Mais leur situation à Gênes n’est pas simple : d’un côté ils réussissent économiquement, de l’autre ils vivent sans véritable statut, dans une sorte de flou administratif. Le choix de la banque fut-il alors une manière de ne pas rester attachés à un parc industriel difficile à déménager en cas d’expulsion ? Est-ce tout simplement pour copier le modèle génois où les principales familles nobles ont toutes leurs propres banques ? Probablement les deux. Une stratégie qui les a sans doute aidés quand le choix de leur maintien sur place ou de leur départ est devenu inéluctable. 
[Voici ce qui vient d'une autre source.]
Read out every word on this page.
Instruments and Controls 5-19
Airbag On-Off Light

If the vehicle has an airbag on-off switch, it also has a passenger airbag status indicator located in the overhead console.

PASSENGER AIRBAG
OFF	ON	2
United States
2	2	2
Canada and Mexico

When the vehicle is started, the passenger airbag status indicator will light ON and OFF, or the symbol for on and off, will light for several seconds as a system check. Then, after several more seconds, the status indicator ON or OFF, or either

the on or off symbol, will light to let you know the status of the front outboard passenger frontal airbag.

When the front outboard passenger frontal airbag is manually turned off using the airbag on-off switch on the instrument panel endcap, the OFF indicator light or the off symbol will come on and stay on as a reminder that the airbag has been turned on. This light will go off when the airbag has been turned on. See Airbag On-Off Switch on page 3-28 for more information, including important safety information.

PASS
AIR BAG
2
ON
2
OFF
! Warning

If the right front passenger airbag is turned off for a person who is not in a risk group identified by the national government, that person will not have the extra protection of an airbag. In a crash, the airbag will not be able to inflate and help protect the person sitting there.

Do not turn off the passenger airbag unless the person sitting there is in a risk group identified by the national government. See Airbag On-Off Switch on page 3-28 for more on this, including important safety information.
Après des années de statu quo, le couperet tombe : les André sont sommés de se convertir ou de quitter la République. Au regard de la situation, ils auraient alors pu se convertir, ou quitter la ville sans trop de casse vu la sécurité financière que leur banque et leurs avoirs placés dans leurs filiales de Genève ou Francfort leur assuraient. Pourtant, ils ont choisi une solution pour le moins originale : se faire remplacer par leurs cousins nîmois entre-temps convertis au catholicisme. C’est ainsi que Guillaume I (1685-1746) et Jean III (1689-1764), venus de France, prirent la relève et continuèrent la transformation de la maison de négoce en établissement financier.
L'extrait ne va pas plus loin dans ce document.